So many of our clients have questions regarding which is better… we want to educate you so that we can assist you with making the best decision for you.
First of all… what is an IRA (Individual Retirement Account)? An IRA is a plan that allows anyone with earned income (and certain spouses of workers) to set aside money for retirement purposes on a tax-deferred basis. Contributions to an IRA are generally deductible from federal income tax. Once the funds are withdrawn the amount is considered taxable income.
A Roth IRA is a qualified plan that was established in 1998. Like an IRA, these accounts are designed for retirement savings. Contributions to a Roth IRA do not qualify for a deduction, however the owner generally will not be taxed on any distributions in the future.
It’s important to note that Traditional IRAs and Roth IRAs are subject to certain qualifications and restrictions (see table below).
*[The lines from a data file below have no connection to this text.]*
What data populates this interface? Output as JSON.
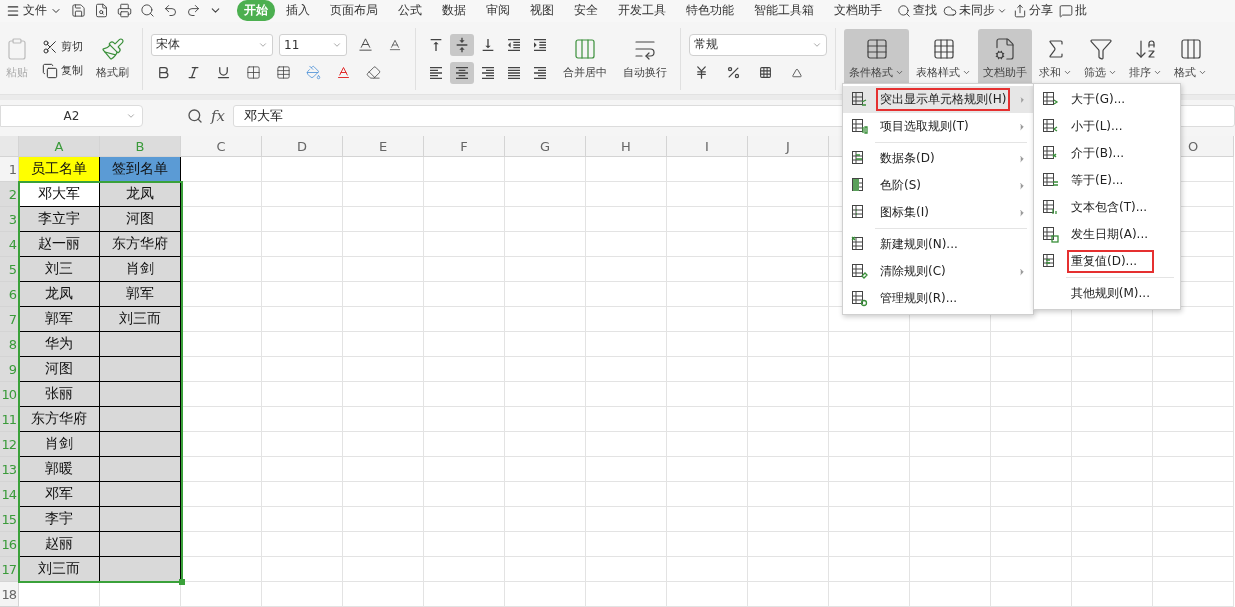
{
  "quick_bar": {
    "menu_label": "文件"
  },
  "tabs": [
    {
      "label": "开始",
      "selected": true
    },
    {
      "label": "插入",
      "selected": false
    },
    {
      "label": "页面布局",
      "selected": false
    },
    {
      "label": "公式",
      "selected": false
    },
    {
      "label": "数据",
      "selected": false
    },
    {
      "label": "审阅",
      "selected": false
    },
    {
      "label": "视图",
      "selected": false
    },
    {
      "label": "安全",
      "selected": false
    },
    {
      "label": "开发工具",
      "selected": false
    },
    {
      "label": "特色功能",
      "selected": false
    },
    {
      "label": "智能工具箱",
      "selected": false
    },
    {
      "label": "文档助手",
      "selected": false
    }
  ],
  "top_actions": [
    {
      "label": "查找",
      "kind": "search"
    },
    {
      "label": "未同步",
      "kind": "cloud"
    },
    {
      "label": "分享",
      "kind": "share"
    },
    {
      "label": "批",
      "kind": "comment"
    }
  ],
  "clipboard": {
    "paste": {
      "label": "粘贴",
      "disabled": true
    },
    "cut": "剪切",
    "copy": "复制",
    "format_painter": "格式刷"
  },
  "font": {
    "name": "宋体",
    "size": "11"
  },
  "align_buttons": [
    {
      "kind": "top",
      "pressed": false
    },
    {
      "kind": "middle",
      "pressed": true
    },
    {
      "kind": "bottom",
      "pressed": false
    },
    {
      "kind": "outdent",
      "pressed": false
    },
    {
      "kind": "indent",
      "pressed": false
    },
    {
      "kind": "left",
      "pressed": false
    },
    {
      "kind": "center",
      "pressed": true
    },
    {
      "kind": "right",
      "pressed": false
    },
    {
      "kind": "justify",
      "pressed": false
    },
    {
      "kind": "distributed",
      "pressed": false
    }
  ],
  "alignment": {
    "merge": "合并居中",
    "wrap": "自动换行"
  },
  "number": {
    "format": "常规"
  },
  "tools": [
    {
      "label": "条件格式",
      "kind": "conditional",
      "pressed": true,
      "dropdown": true
    },
    {
      "label": "表格样式",
      "kind": "style",
      "pressed": false,
      "dropdown": true
    },
    {
      "label": "文档助手",
      "kind": "assistant",
      "pressed": true,
      "dropdown": false
    },
    {
      "label": "求和",
      "kind": "sum",
      "pressed": false,
      "dropdown": true
    },
    {
      "label": "筛选",
      "kind": "filter",
      "pressed": false,
      "dropdown": true
    },
    {
      "label": "排序",
      "kind": "sort",
      "pressed": false,
      "dropdown": true
    },
    {
      "label": "格式",
      "kind": "format",
      "pressed": false,
      "dropdown": true
    }
  ],
  "formula_bar": {
    "cell": "A2",
    "fx_label": "fx",
    "value": "邓大军"
  },
  "sheet": {
    "columns": [
      "A",
      "B",
      "C",
      "D",
      "E",
      "F",
      "G",
      "H",
      "I",
      "J"
    ],
    "right_columns": [
      "O"
    ],
    "rows": [
      {
        "number": "1",
        "selected": false,
        "cells": [
          {
            "text": "员工名单",
            "color": "#ffff00"
          },
          {
            "text": "签到名单",
            "color": "#5b9bd5"
          }
        ]
      },
      {
        "number": "2",
        "selected": true,
        "cells": [
          {
            "text": "邓大军",
            "active": true
          },
          {
            "text": "龙凤",
            "active": false
          }
        ]
      },
      {
        "number": "3",
        "selected": true,
        "cells": [
          {
            "text": "李立宇",
            "active": false
          },
          {
            "text": "河图",
            "active": false
          }
        ]
      },
      {
        "number": "4",
        "selected": true,
        "cells": [
          {
            "text": "赵一丽",
            "active": false
          },
          {
            "text": "东方华府",
            "active": false
          }
        ]
      },
      {
        "number": "5",
        "selected": true,
        "cells": [
          {
            "text": "刘三",
            "active": false
          },
          {
            "text": "肖剑",
            "active": false
          }
        ]
      },
      {
        "number": "6",
        "selected": true,
        "cells": [
          {
            "text": "龙凤",
            "active": false
          },
          {
            "text": "郭军",
            "active": false
          }
        ]
      },
      {
        "number": "7",
        "selected": true,
        "cells": [
          {
            "text": "郭军",
            "active": false
          },
          {
            "text": "刘三而",
            "active": false
          }
        ]
      },
      {
        "number": "8",
        "selected": true,
        "cells": [
          {
            "text": "华为",
            "active": false
          },
          {
            "active": false
          }
        ]
      },
      {
        "number": "9",
        "selected": true,
        "cells": [
          {
            "text": "河图",
            "active": false
          },
          {
            "active": false
          }
        ]
      },
      {
        "number": "10",
        "selected": true,
        "cells": [
          {
            "text": "张丽",
            "active": false
          },
          {
            "active": false
          }
        ]
      },
      {
        "number": "11",
        "selected": true,
        "cells": [
          {
            "text": "东方华府",
            "active": false
          },
          {
            "active": false
          }
        ]
      },
      {
        "number": "12",
        "selected": true,
        "cells": [
          {
            "text": "肖剑",
            "active": false
          },
          {
            "active": false
          }
        ]
      },
      {
        "number": "13",
        "selected": true,
        "cells": [
          {
            "text": "郭暖",
            "active": false
          },
          {
            "active": false
          }
        ]
      },
      {
        "number": "14",
        "selected": true,
        "cells": [
          {
            "text": "邓军",
            "active": false
          },
          {
            "active": false
          }
        ]
      },
      {
        "number": "15",
        "selected": true,
        "cells": [
          {
            "text": "李宇",
            "active": false
          },
          {
            "active": false
          }
        ]
      },
      {
        "number": "16",
        "selected": true,
        "cells": [
          {
            "text": "赵丽",
            "active": false
          },
          {
            "active": false
          }
        ]
      },
      {
        "number": "17",
        "selected": true,
        "cells": [
          {
            "text": "刘三而",
            "active": false
          },
          {
            "active": false
          }
        ]
      },
      {
        "number": "18",
        "selected": false,
        "cells": []
      }
    ]
  },
  "menu": {
    "groups": [
      [
        {
          "label": "突出显示单元格规则(H)",
          "kind": "highlight",
          "submenu": true,
          "selected": true,
          "marked": true
        },
        {
          "label": "项目选取规则(T)",
          "kind": "top10",
          "submenu": true,
          "selected": false,
          "marked": false
        }
      ],
      [
        {
          "label": "数据条(D)",
          "kind": "databar",
          "submenu": true,
          "selected": false,
          "marked": false
        },
        {
          "label": "色阶(S)",
          "kind": "scale",
          "submenu": true,
          "selected": false,
          "marked": false
        },
        {
          "label": "图标集(I)",
          "kind": "iconset",
          "submenu": true,
          "selected": false,
          "marked": false
        }
      ],
      [
        {
          "label": "新建规则(N)...",
          "kind": "new",
          "submenu": false,
          "selected": false,
          "marked": false
        },
        {
          "label": "清除规则(C)",
          "kind": "clear",
          "submenu": true,
          "selected": false,
          "marked": false
        },
        {
          "label": "管理规则(R)...",
          "kind": "manage",
          "submenu": false,
          "selected": false,
          "marked": false
        }
      ]
    ]
  },
  "submenu": {
    "groups": [
      [
        {
          "label": "大于(G)...",
          "kind": "greater",
          "marked": false
        },
        {
          "label": "小于(L)...",
          "kind": "less",
          "marked": false
        },
        {
          "label": "介于(B)...",
          "kind": "between",
          "marked": false
        },
        {
          "label": "等于(E)...",
          "kind": "equal",
          "marked": false
        },
        {
          "label": "文本包含(T)...",
          "kind": "text",
          "marked": false
        },
        {
          "label": "发生日期(A)...",
          "kind": "date",
          "marked": false
        },
        {
          "label": "重复值(D)...",
          "kind": "duplicate",
          "marked": true
        }
      ],
      [
        {
          "label": "其他规则(M)...",
          "kind": "other",
          "marked": false
        }
      ]
    ]
  }
}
|Roth IRA||Traditional IRA|
|Maximum contribution (2015):|
|age 49 and under||$5,500**||$5,500**|
|age 50 and over||$6,500**||$6,500**|
|Contributions allowed after age 70½?||yes||no|
|Maximum deduction (2015):|
|age 49 and under||zero||$5,500*|
|age 50 and over||zero||$6,500*|
|Active participant in employer plan?||irrelevant||important|
|Joint return phaseout range (2015)||$183,000-$193,000||$116,000-$131,000*|
|Single taxpayer phaseout range (2015)||$116,000-$131,000||$61,000-$71,000*|
|Income tax-free withdrawals after 5 years?||yes, potentially||no|
|Withdrawals after age 59½ without 10% penalty?||yes, potentially||yes, potentially|
|Required minimum distributions after age 70½?||no||yes|
*For tax-deductible contributions.
**Lesser of this dollar limit or 100% of earned income.